His shirt was often unbuttoned, his hair left unkempt. To the casual observer, he was another drifter, one of the many Nigerians battling unseen demons on the streets. People learned to look past him.
But Patrick Ojele was never just a man lost to the world. Police now say the 43-year-old was hiding in plain sight, performing the part of a madman while running a clandestine cannabis farm right in the heart of Awka, the Anambra State capital.
His act unraveled on September 17. A routine police patrol spotted him along the expressway near Ngozika Estate, and suspicion gave way to questioning. What followed was the unmasking of a double life that had gone unnoticed for more than two years. Ojele, still feigning instability, led officers to his secret farm, tucked away and teeming with cannabis sativa ready for harvest.
“The arrest reflects our renewed strategy of cutting off supplies to those who embolden cultists and violent offenders,” Police spokesman SP Tochukwu Ikenga said, framing the discovery as more than a one-off bust.
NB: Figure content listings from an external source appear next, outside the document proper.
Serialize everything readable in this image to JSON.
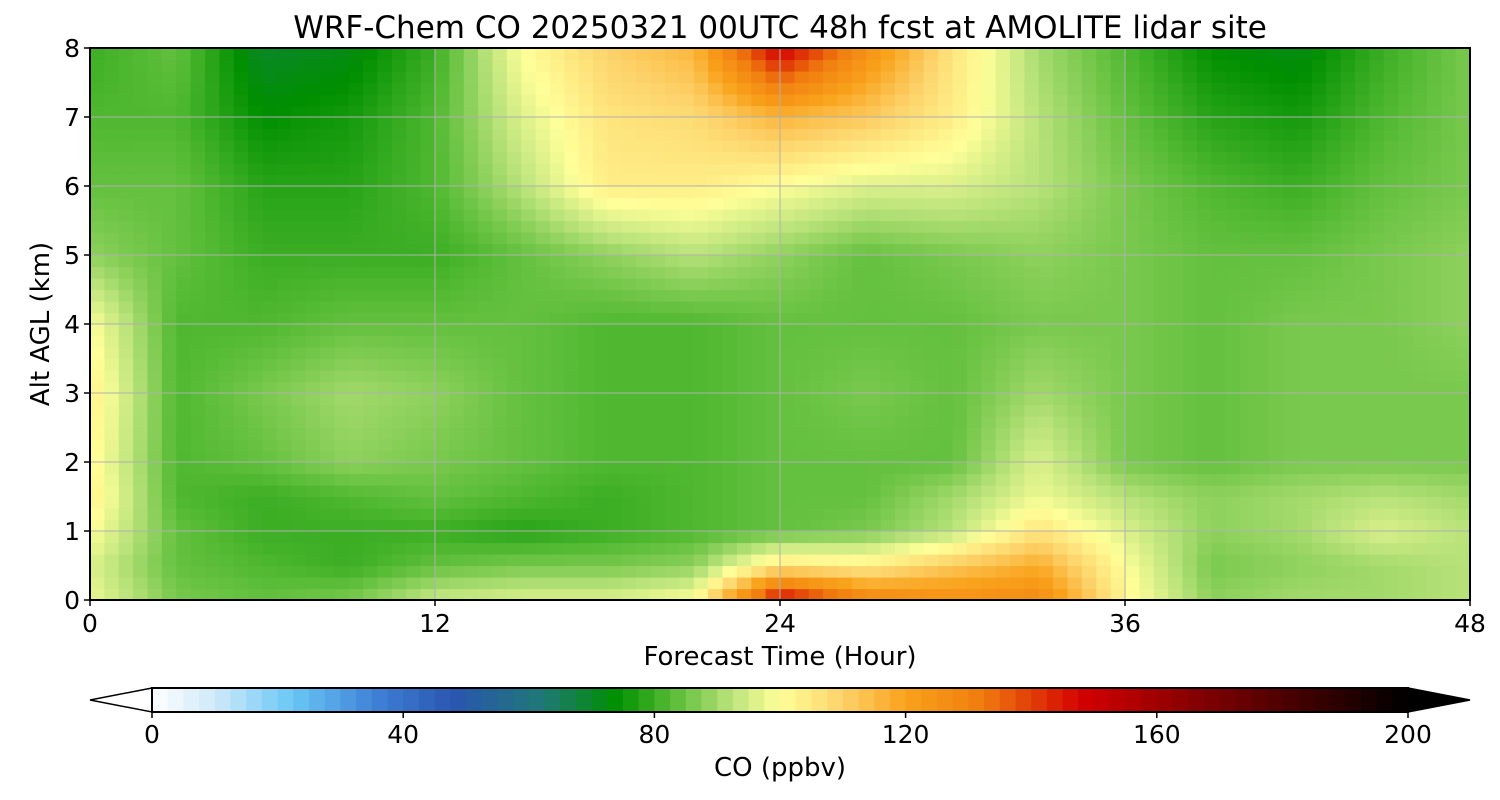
{
  "chart_data": {
    "type": "heatmap",
    "title": "WRF-Chem CO  20250321 00UTC 48h fcst at AMOLITE lidar site",
    "xlabel": "Forecast Time (Hour)",
    "ylabel": "Alt AGL (km)",
    "xlim": [
      0,
      48
    ],
    "ylim": [
      0,
      8
    ],
    "x_ticks": [
      "0",
      "12",
      "24",
      "36",
      "48"
    ],
    "y_ticks": [
      "0",
      "1",
      "2",
      "3",
      "4",
      "5",
      "6",
      "7",
      "8"
    ],
    "grid": true,
    "x": [
      0,
      3,
      6,
      9,
      12,
      15,
      18,
      21,
      24,
      27,
      30,
      33,
      36,
      39,
      42,
      45,
      48
    ],
    "y": [
      0,
      0.5,
      1,
      1.5,
      2,
      3,
      4,
      5,
      6,
      7,
      8
    ],
    "z": [
      [
        98,
        86,
        84,
        86,
        94,
        96,
        96,
        100,
        150,
        130,
        126,
        128,
        102,
        88,
        90,
        90,
        92
      ],
      [
        96,
        84,
        82,
        80,
        84,
        86,
        86,
        88,
        106,
        104,
        112,
        118,
        100,
        86,
        88,
        90,
        92
      ],
      [
        100,
        84,
        80,
        80,
        80,
        78,
        80,
        82,
        84,
        86,
        92,
        106,
        96,
        88,
        90,
        96,
        92
      ],
      [
        104,
        82,
        80,
        82,
        84,
        82,
        80,
        82,
        84,
        84,
        90,
        98,
        92,
        88,
        90,
        92,
        90
      ],
      [
        102,
        82,
        84,
        88,
        86,
        84,
        82,
        82,
        84,
        84,
        84,
        96,
        86,
        84,
        86,
        86,
        86
      ],
      [
        104,
        82,
        86,
        90,
        88,
        84,
        82,
        82,
        84,
        86,
        84,
        90,
        86,
        84,
        86,
        86,
        86
      ],
      [
        100,
        82,
        82,
        84,
        84,
        84,
        82,
        82,
        84,
        84,
        84,
        86,
        86,
        84,
        86,
        86,
        88
      ],
      [
        88,
        84,
        80,
        80,
        80,
        84,
        88,
        92,
        88,
        84,
        86,
        88,
        86,
        84,
        84,
        86,
        88
      ],
      [
        84,
        84,
        78,
        78,
        82,
        92,
        104,
        104,
        100,
        96,
        96,
        92,
        86,
        82,
        80,
        84,
        86
      ],
      [
        82,
        82,
        74,
        76,
        82,
        96,
        106,
        108,
        116,
        112,
        104,
        92,
        84,
        78,
        76,
        82,
        86
      ],
      [
        80,
        84,
        70,
        72,
        80,
        100,
        110,
        116,
        150,
        126,
        106,
        90,
        82,
        74,
        72,
        80,
        86
      ]
    ],
    "colorbar": {
      "label": "CO  (ppbv)",
      "min": 0,
      "max": 200,
      "ticks": [
        "0",
        "40",
        "80",
        "120",
        "160",
        "200"
      ],
      "extend": "both",
      "stops": [
        {
          "v": 0,
          "c": "#ffffff"
        },
        {
          "v": 10,
          "c": "#cfe9f9"
        },
        {
          "v": 22,
          "c": "#6cc8f5"
        },
        {
          "v": 36,
          "c": "#3f7fd6"
        },
        {
          "v": 48,
          "c": "#2a55b0"
        },
        {
          "v": 62,
          "c": "#1f7878"
        },
        {
          "v": 74,
          "c": "#008f00"
        },
        {
          "v": 82,
          "c": "#4fb830"
        },
        {
          "v": 92,
          "c": "#b8e27a"
        },
        {
          "v": 100,
          "c": "#ffff99"
        },
        {
          "v": 110,
          "c": "#fdd26a"
        },
        {
          "v": 120,
          "c": "#f9a21b"
        },
        {
          "v": 132,
          "c": "#f07d0f"
        },
        {
          "v": 148,
          "c": "#d40000"
        },
        {
          "v": 165,
          "c": "#8a0000"
        },
        {
          "v": 185,
          "c": "#3a0000"
        },
        {
          "v": 200,
          "c": "#000000"
        }
      ]
    }
  }
}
Commissioner of Police Ikioye Orutugu has since handed the case to the Special Anti-Cultism Squad in Enugwu-Ukwu, with instructions to probe the chain of buyers and dismantle what appears to be a wider distribution network.
Yet beyond the police statement, the story of Ojele raises questions about perception, neglect, and how much of the extraordinary hides in the everyday. For two years, a man played out a theatre of madness in full view of a bustling city, and no one looked close enough to see the pattern. Was it the perfect camouflage in a society where the mentally ill are routinely ignored? Or a daring act of deception that preyed on collective indifference?
Awka residents now recall the figure many had dismissed as a nuisance. Only now do they wonder: what else did they miss while rushing past? This about invisibility as a shield, and about the thin line between survival, ingenuity, and illegality in a country where hustlers constantly reinvent the rules.
For Ojele, the disguise bought him two years of unchecked cultivation. For the city, it is a reminder that sometimes, the most ordinary sights conceal the most unexpected truths.